Она больше из рук туфельки не выпускала, баюкала их, словно кукол, прижимала к щекам прохладный лак, однако вставать… нет, вставать не хотела, вставать пока нельзя, ведь если б она поправилась, доктор прекратил бы свои визиты, и снизу не тянуло бы дымом сигар, который облаком окутывал ее. Навещая больную, Лаванда каждый раз спрашивал, не примерила ли она наконец туфельки, и однажды под вечер, услышав обычное «нет», подошел к окну, сунул руки в карманы и сказал:
— Жаль, принцесса.

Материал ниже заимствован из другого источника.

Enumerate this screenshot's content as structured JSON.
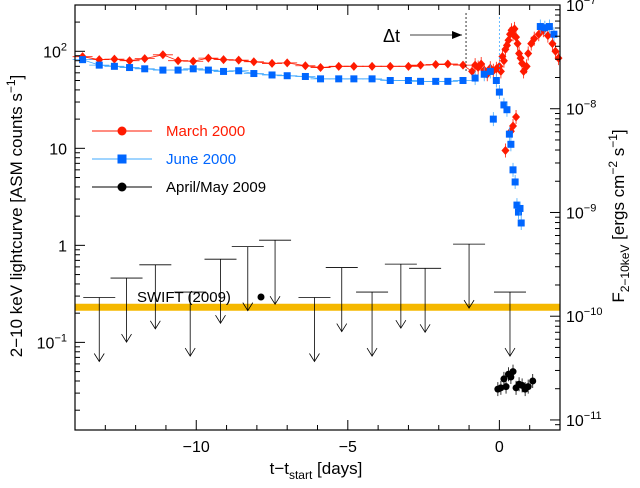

От тебя зависит приход весны. Если ты не встанешь, снег никогда не растает.
Он что, с ума сошел?
Дни и ночи напролет папá сидел у ее постели, а когда из вялого потока времени, точно длинная, узкая часовая стрелка, выныривал доктор, значит, было три или четыре часа пополудни. Он выслушивал ее стетоскопом и, меж тем как она старалась дышать, не хрипеть, а дышать, распространял над постелью благоухание лаванды. Парк оставался скован морозом. Голые деревья, громкие крики чаек. Русская зима, которой нет конца.
И все-таки она это сделала. Под одеялом. Украдкой. Премьера, думала она, первый подарок от мужчины. Туфельки. Красные. Лакированные. Надела, сначала левую, потом правую — и чудо свершилось. Почки лопнули, птицы запели, нетвердой походкой она подошла к окну: настала весна.
Весна! Парк был охвачен цветением, пламенел ярким зеленым огнем, а в начале мая Мария при поддержке Луизы смогла выйти в парк. Обутая в красные лакированные туфельки села помечтать на круговую скамейку в беседке. Луиза ни на шаг от нее не отходила. Когда птицы щебетали особенно пронзительно, Мария прикладывала к вискам кончики пальцев — по словам Луизы, в точности как маман.
— Вот как, неужели?
Маман покинула легочный санаторий осенью 1925 года, через считанные дни после отъезда сына, и отправилась домой вторым классом — только не первым, Боже упаси! Мягкие сиденья насквозь пропитаны бациллами. Когда в городке она сошла с поезда, ее огромная шляпа, украшенная перьями цапли, цветами, тюлем и газом, едва не застряла в вагонной двери, а папá, стоя на перроне вместе с Луизой и всеми своими служащими, снял цилиндр и произнес:
— Лично у меня горы никогда не вызывали особой симпатии. Слишком огромные, слишком массивные, слишком зубчатые. Одного у них не отнимешь: они сделали тебя прекраснейшей девушкой на свете,
Девять месяцев спустя, 29 августа 1926 года, маман родила второго ребенка, девочку. В городской церкви Святого Освальда ее крестили и нарекли именем Богоматери, и Луиза упорно твердила, что папá присутствовал на сей церемонии, хотя и тайно, схоронившись за колонной. Правда ли это? Мария сомневалась. По имени папá никогда к ней не обращался. Называл ее «моя малышка» или «красоточка», «солнышко», «жизнь моя», «дитя мое». Но как-то вечером, когда она опять сидела в беседке, на этот раз одна, он вдруг подошел к ней и воскликнул:
— Я так счастлив, что ты выздоровела, Мария!